Microsoft talks Windows Phone 7 homebrew with ChevronWP7 team

When hackers are playing with your platform, you can either try to thwart them – leading to a cat & mouse situation as with Apple and the iOS jailbreakers – or you can work with them; sensibly, Microsoft is apparently doing the latter when it comes to Windows Phone 7. According to WinRumors, the company recently met with part of the ChevronWP7 team, responsible for the Windows Phone 7 Unlocker tool, to discuss how homebrew application developers can co-exist with Microsoft's existing official developers.

The Windows Phone 7 Unlocker made it possible for unofficial apps to be sideloaded to a regular WP7 handset, rather than demanding that developers pay Microsoft's $99 annual developer registration fee. At the time it was heralded as the first step toward an unofficial Windows Phone Marketplace, similar to the iOS Cydia app store; however, ChevronWP7 later pulled the tool at Microsoft's request, and the company plans to close the loophole that facilitated it in the upcoming WP7 software update.

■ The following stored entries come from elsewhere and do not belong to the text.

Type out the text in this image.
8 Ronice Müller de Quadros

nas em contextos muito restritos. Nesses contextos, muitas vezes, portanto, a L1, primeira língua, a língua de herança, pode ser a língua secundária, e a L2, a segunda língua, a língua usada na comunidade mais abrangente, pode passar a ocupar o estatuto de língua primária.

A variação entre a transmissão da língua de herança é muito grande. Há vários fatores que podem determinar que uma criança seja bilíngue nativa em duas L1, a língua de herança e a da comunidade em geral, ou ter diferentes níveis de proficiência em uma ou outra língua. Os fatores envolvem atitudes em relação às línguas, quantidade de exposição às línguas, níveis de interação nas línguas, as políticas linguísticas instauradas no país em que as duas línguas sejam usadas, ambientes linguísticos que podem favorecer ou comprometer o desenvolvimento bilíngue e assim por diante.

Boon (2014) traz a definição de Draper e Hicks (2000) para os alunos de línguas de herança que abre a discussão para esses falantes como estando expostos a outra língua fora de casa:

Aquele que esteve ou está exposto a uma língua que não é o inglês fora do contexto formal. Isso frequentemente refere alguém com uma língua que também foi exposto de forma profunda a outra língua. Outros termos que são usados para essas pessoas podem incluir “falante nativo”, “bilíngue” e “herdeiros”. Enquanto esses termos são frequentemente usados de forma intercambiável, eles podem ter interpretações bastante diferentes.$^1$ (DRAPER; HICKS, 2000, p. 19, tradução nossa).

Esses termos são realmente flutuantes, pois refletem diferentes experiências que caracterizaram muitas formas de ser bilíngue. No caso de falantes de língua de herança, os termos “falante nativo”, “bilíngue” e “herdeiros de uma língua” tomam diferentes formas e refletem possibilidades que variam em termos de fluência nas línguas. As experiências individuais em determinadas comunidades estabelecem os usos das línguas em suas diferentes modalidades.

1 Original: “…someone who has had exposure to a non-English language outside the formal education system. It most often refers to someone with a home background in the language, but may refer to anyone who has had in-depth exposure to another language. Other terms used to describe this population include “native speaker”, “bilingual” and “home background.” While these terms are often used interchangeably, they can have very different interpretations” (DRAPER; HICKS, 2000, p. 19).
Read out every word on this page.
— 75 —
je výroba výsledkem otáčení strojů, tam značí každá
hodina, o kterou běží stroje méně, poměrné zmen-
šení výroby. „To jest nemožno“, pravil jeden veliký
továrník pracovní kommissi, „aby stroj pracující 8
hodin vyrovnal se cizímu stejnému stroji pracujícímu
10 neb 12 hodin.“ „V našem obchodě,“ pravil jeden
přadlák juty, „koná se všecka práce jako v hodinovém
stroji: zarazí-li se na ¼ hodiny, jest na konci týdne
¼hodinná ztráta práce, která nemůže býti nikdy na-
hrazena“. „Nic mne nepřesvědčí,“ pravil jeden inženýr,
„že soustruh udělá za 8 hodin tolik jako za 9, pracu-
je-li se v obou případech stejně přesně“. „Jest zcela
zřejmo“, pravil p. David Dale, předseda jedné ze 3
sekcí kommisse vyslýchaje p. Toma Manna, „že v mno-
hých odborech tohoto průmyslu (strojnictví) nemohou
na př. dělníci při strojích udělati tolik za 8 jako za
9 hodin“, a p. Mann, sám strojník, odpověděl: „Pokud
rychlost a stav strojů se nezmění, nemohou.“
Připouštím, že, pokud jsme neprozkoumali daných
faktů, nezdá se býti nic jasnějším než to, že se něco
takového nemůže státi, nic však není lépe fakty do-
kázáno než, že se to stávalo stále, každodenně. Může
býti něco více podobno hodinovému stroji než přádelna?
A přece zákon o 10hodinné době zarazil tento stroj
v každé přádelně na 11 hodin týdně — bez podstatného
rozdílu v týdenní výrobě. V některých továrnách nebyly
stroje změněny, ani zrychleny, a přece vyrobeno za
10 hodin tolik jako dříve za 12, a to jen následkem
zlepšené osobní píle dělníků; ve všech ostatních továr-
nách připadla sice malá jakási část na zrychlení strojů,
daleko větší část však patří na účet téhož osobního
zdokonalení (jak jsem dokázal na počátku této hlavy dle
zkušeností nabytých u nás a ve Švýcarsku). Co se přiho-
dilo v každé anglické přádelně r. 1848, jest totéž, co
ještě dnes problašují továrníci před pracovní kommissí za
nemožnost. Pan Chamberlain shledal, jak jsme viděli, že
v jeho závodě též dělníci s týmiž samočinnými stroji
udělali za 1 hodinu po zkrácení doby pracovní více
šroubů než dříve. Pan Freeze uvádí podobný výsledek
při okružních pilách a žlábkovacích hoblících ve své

Instead, it seems Microsoft wants to look at more legitimate ways to enable the homebrew community, and given the amount of catch-up it has to do to compete with Android and iPhone that seems the sensible route. According to Microsoft's Windows Phone 7 group product manager Greg Sullivan, the company will have more to announce about homebrew on the platform "in the coming months."